“Yes,” was the reply, given wholeheartedly. “It is a man’s work, and the open-air life, with all the many hazards of the North, is infinitely preferable to stewing in chambers waiting for briefs; or devilling the K.C. who wants to keep all the crumbs on his own table.”

The girl nodded. “I can understand that,” she commented, and for a moment she sat there crumbling her bread.

The thoughtful look on her face was accentuated. Remembering what he had seen there when she had passed him in the road, the corporal found himself wondering if there was any connection between the two. Then Miss Gargrave spoke again.

“I suppose you are in this neighbourhood on professional business?”

“Yes,” he answered readily enough. “I have been following a man for a month and have trailed him something like four hundred miles.”

“That is a long journey in winter,” said the girl a trifle absently.

Corporal Bracknell smiled. “Nothing to boast of. There have been many longer trails in the Territory by our men. Did you ever hear how Constable Pedley took the lunatic missionary from Fort Chipewayn to Saskatchewan down the Athabasca River in the very depth of winter?”
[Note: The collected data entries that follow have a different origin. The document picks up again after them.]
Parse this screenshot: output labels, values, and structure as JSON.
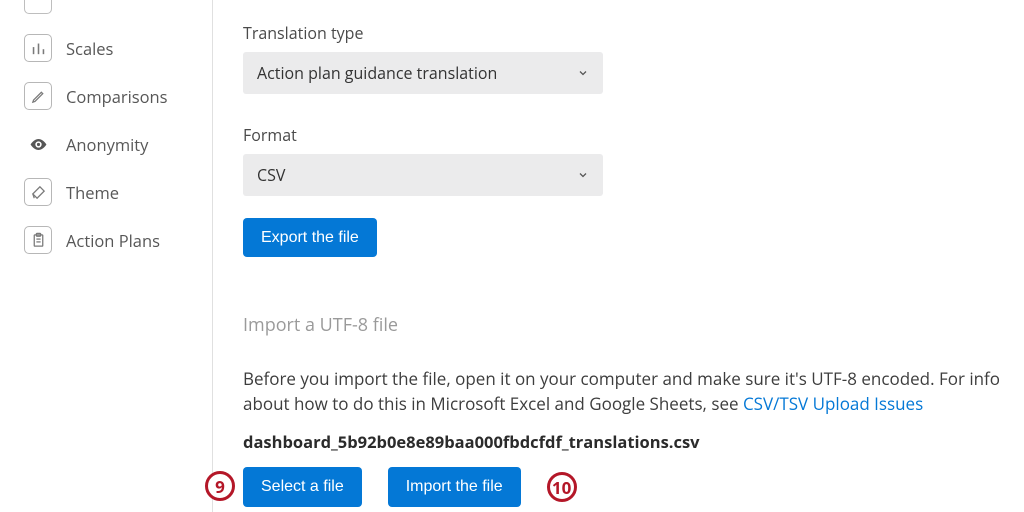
{
  "sidebar": {
    "items": [
      {
        "label": "Scales"
      },
      {
        "label": "Comparisons"
      },
      {
        "label": "Anonymity"
      },
      {
        "label": "Theme"
      },
      {
        "label": "Action Plans"
      }
    ]
  },
  "form": {
    "translation_type_label": "Translation type",
    "translation_type_value": "Action plan guidance translation",
    "format_label": "Format",
    "format_value": "CSV",
    "export_button": "Export the file"
  },
  "import": {
    "heading": "Import a UTF-8 file",
    "description_pre": "Before you import the file, open it on your computer and make sure it's UTF-8 encoded. For info about how to do this in Microsoft Excel and Google Sheets, see ",
    "link_text": "CSV/TSV Upload Issues",
    "filename": "dashboard_5b92b0e8e89baa000fbdcfdf_translations.csv",
    "select_button": "Select a file",
    "import_button": "Import the file"
  },
  "annotations": {
    "badge9": "9",
    "badge10": "10"
  }
}
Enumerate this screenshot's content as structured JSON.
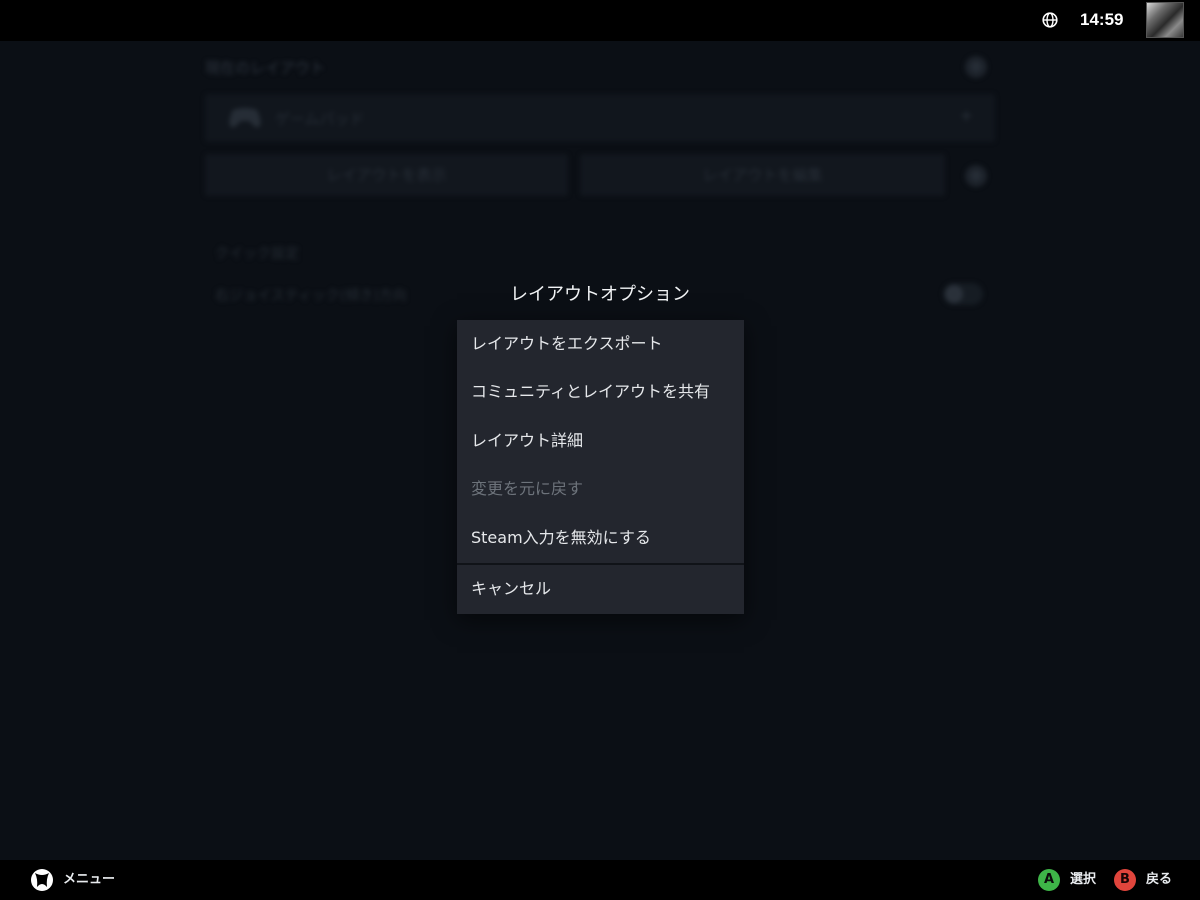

“Yes,” answered the girl. “That was an epic. The constable lost his own reason in the end, didn’t he?”

Bracknell nodded. “Yes, but he’s better again now; though naturally that experience has set its mark on him. And if I had got my man my return journey would have been much harder than the journey up, as I should have had to look after him; and sleep with one eye open all the time.”

“You speak as if you had lost your man,” said Rayner. “Is that so?”